I’d take some time and locate and model the mounting points 1st, fix those in space and work from them to the desired dash. all you need from the modern dash is the hard mounting points and exterior contact points where they hit the cowl and door cards. then you can hide it and focus on your desired dash model.
a lot of these type of projects is “how to eat the elephant” which is one bite at a time.
my thought process would follow as-
locate hard mounting points, model them and lock them in space.
identify the exterior contact areas (cowl and door cards)
locate ad model any critical mounts and vents (radio, guages, hvac etc)
hide modern dash and model desired dash to fit the hard points.
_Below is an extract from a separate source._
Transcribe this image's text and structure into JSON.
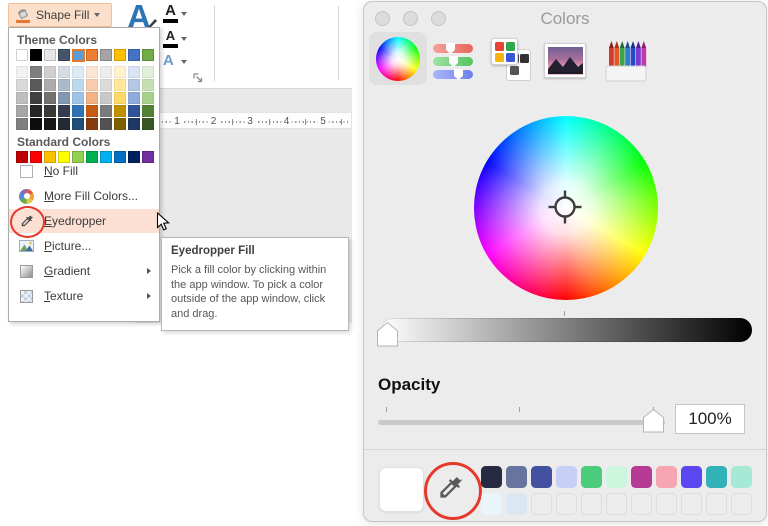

Many subd parts overlapped (not trimmed or booleaned) and shrinkwrap will be your superheroes here. This job will involve many iterative prints and tons of test fitting and having unmerged “chunks” of subd will allow you to edit and adjust very easily with no remodeling of the shapes.
Shrinkwrap will unify your unmerged but overlapping parts to create files you can easily print.
please update the project as you go… this is a cool one!
I’ve been looking at your dashboard meshes. Personally, I would aim to use NURBS rather than SubD for this task.
I’m not sure how well your project is going to go: I couldn’t identify the mounting points on the 85 dash - hopefully you have the knowledge to get round that hurdle! I would aim to place a plane and a centreline at each point and only work at getting the orientation of those right, rather than try a more extensive reconstruction of the 85 dash.
The 2015 dash seems more problematic. It is a low resolution mesh and I have to question whether you can get the necessary dimensional accuracy from it. Incidentally, it appears to have been added to the REF_2015_DASH layer twice.
As a tip to make it easier to visualise meshes in reverse engineering, I like to run contours through them in the XY, XZ and YZ planes, at 10mm intervals.